Solving non-linear coupled ODEs backwards in time vs reverse-mode autodiff

I have a very silly question. I am trying to understand how reverse-mode autodiff is able to actually work on coupled non-linear ODE systems that are very hard to solve backwards in time.

Take the Lorenz system (I am new to Julia so this is all Python code, but should be very simple to understand/adapt to Julia):

import numpy as np
from scipy.integrate import solve_ivp 
import matplotlib.pyplot as plt

def lorenz(t, state, args):
    x, y, z = state
    rho, sigma, beta = args 
    return [sigma * (y - x), x * (rho - z) - y, x * y - beta * z]

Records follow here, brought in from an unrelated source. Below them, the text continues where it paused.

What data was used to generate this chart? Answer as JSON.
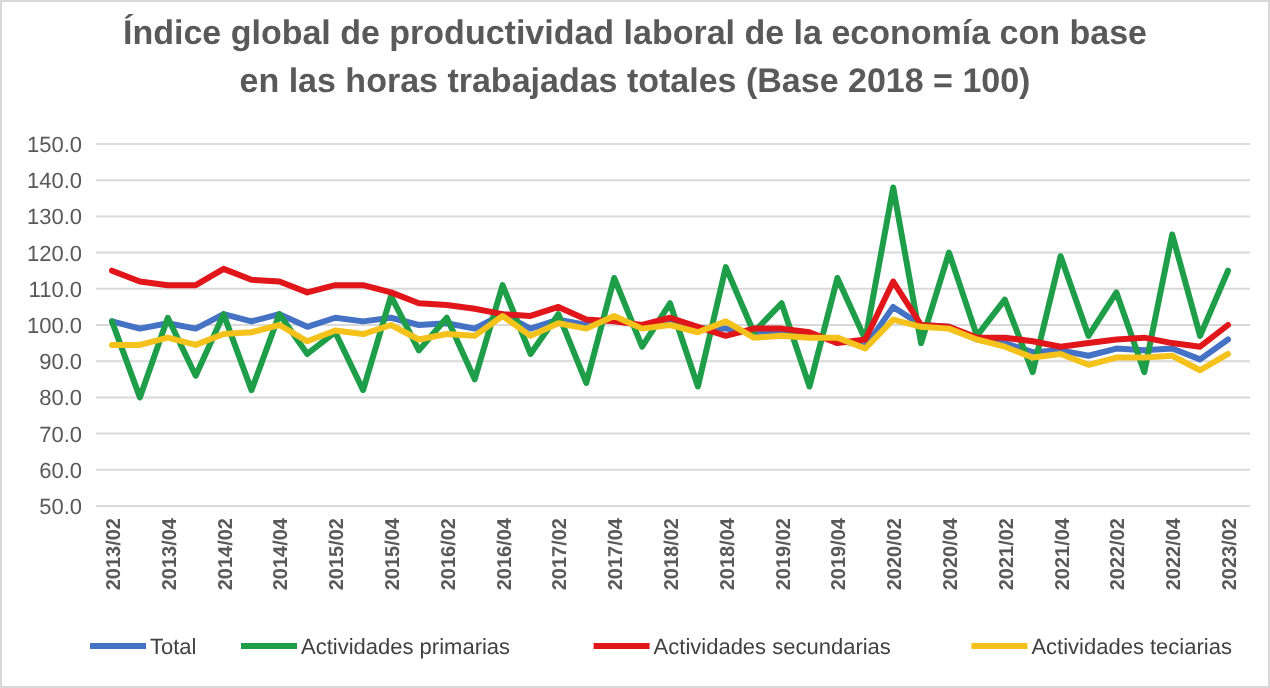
{
  "chart_data": {
    "type": "line",
    "title": "Índice global de productividad laboral de la economía con base en las horas trabajadas totales (Base 2018 = 100)",
    "categories": [
      "2013/02",
      null,
      "2013/04",
      null,
      "2014/02",
      null,
      "2014/04",
      null,
      "2015/02",
      null,
      "2015/04",
      null,
      "2016/02",
      null,
      "2016/04",
      null,
      "2017/02",
      null,
      "2017/04",
      null,
      "2018/02",
      null,
      "2018/04",
      null,
      "2019/02",
      null,
      "2019/04",
      null,
      "2020/02",
      null,
      "2020/04",
      null,
      "2021/02",
      null,
      "2021/04",
      null,
      "2022/02",
      null,
      "2022/04",
      null,
      "2023/02"
    ],
    "series": [
      {
        "name": "Total",
        "color": "#4472c4",
        "values": [
          101,
          99,
          100.5,
          99,
          103,
          101,
          103,
          99.5,
          102,
          101,
          102,
          100,
          100.5,
          99,
          103,
          99,
          101.5,
          100,
          102,
          99.5,
          101,
          99,
          99,
          98,
          98.5,
          97,
          96,
          94,
          105,
          100,
          99.5,
          96,
          95,
          92.5,
          93,
          91.5,
          93.5,
          93,
          93.5,
          90.5,
          96
        ]
      },
      {
        "name": "Actividades primarias",
        "color": "#1e9e48",
        "values": [
          101,
          80,
          102,
          86,
          103,
          82,
          103,
          92,
          98,
          82,
          108,
          93,
          102,
          85,
          111,
          92,
          103,
          84,
          113,
          94,
          106,
          83,
          116,
          98,
          106,
          83,
          113,
          96,
          138,
          95,
          120,
          97,
          107,
          87,
          119,
          97,
          109,
          87,
          125,
          97,
          115
        ]
      },
      {
        "name": "Actividades secundarias",
        "color": "#e0161b",
        "values": [
          115,
          112,
          111,
          111,
          115.5,
          112.5,
          112,
          109,
          111,
          111,
          109,
          106,
          105.5,
          104.5,
          103,
          102.5,
          105,
          101.5,
          101,
          100,
          102,
          99.5,
          97,
          99,
          99,
          98,
          95,
          96,
          112,
          100,
          99.5,
          96.5,
          96.5,
          95.5,
          94,
          95,
          96,
          96.5,
          95,
          94,
          100
        ]
      },
      {
        "name": "Actividades teciarias",
        "color": "#f5c21b",
        "values": [
          94.5,
          94.5,
          96.5,
          94.5,
          97.5,
          98,
          100,
          95.5,
          98.5,
          97.5,
          100,
          96,
          97.5,
          97,
          102.5,
          97,
          100.5,
          99,
          102.5,
          99,
          100,
          98,
          101,
          96.5,
          97,
          96.5,
          96.5,
          93.5,
          101.5,
          99.5,
          99,
          96,
          94,
          91,
          92,
          89,
          91,
          91,
          91.5,
          87.5,
          92
        ]
      }
    ],
    "ylim": [
      50,
      150
    ],
    "yticks": [
      {
        "value": 50,
        "label": "50.0"
      },
      {
        "value": 60,
        "label": "60.0"
      },
      {
        "value": 70,
        "label": "70.0"
      },
      {
        "value": 80,
        "label": "80.0"
      },
      {
        "value": 90,
        "label": "90.0"
      },
      {
        "value": 100,
        "label": "100.0"
      },
      {
        "value": 110,
        "label": "110.0"
      },
      {
        "value": 120,
        "label": "120.0"
      },
      {
        "value": 130,
        "label": "130.0"
      },
      {
        "value": 140,
        "label": "140.0"
      },
      {
        "value": 150,
        "label": "150.0"
      }
    ],
    "grid": "y",
    "legend": "bottom",
    "marker": "none",
    "line_style": "solid"
  }
}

# set up initial conditions, timespan for integration, and fiducial parameter values
y0 = np.array([5., 5., 5.])
tarr = np.linspace(0, 10., 1000)
params = [28., 10., 8/3.] # rho, sigma, beta 

# solve the system forward in time
ys = solve_ivp(lorenz,[tarr[0],tarr[-1]],y0,dense_output=True,method='RK23',
                atol=1e-12,rtol=1e-12,args=(params,),t_eval=tarr)

# now solve the system backward in time starting from the final state above and reversing time array
ys2 = solve_ivp(lorenz,[tarr[-1],tarr[0]],ys.y.T[-1],dense_output=True,method='BDF',
                atol=1e-12,rtol=1e-12,args=(params,),t_eval=tarr[::-1])

# overplot the forward and backward solutions
fig, ax = plt.subplots(1,figsize=(6,4),dpi=150,subplot_kw={'projection':'3d'})
ax.plot(ys.y[0],ys.y[1],ys.y[2],'b-',lw=0.5)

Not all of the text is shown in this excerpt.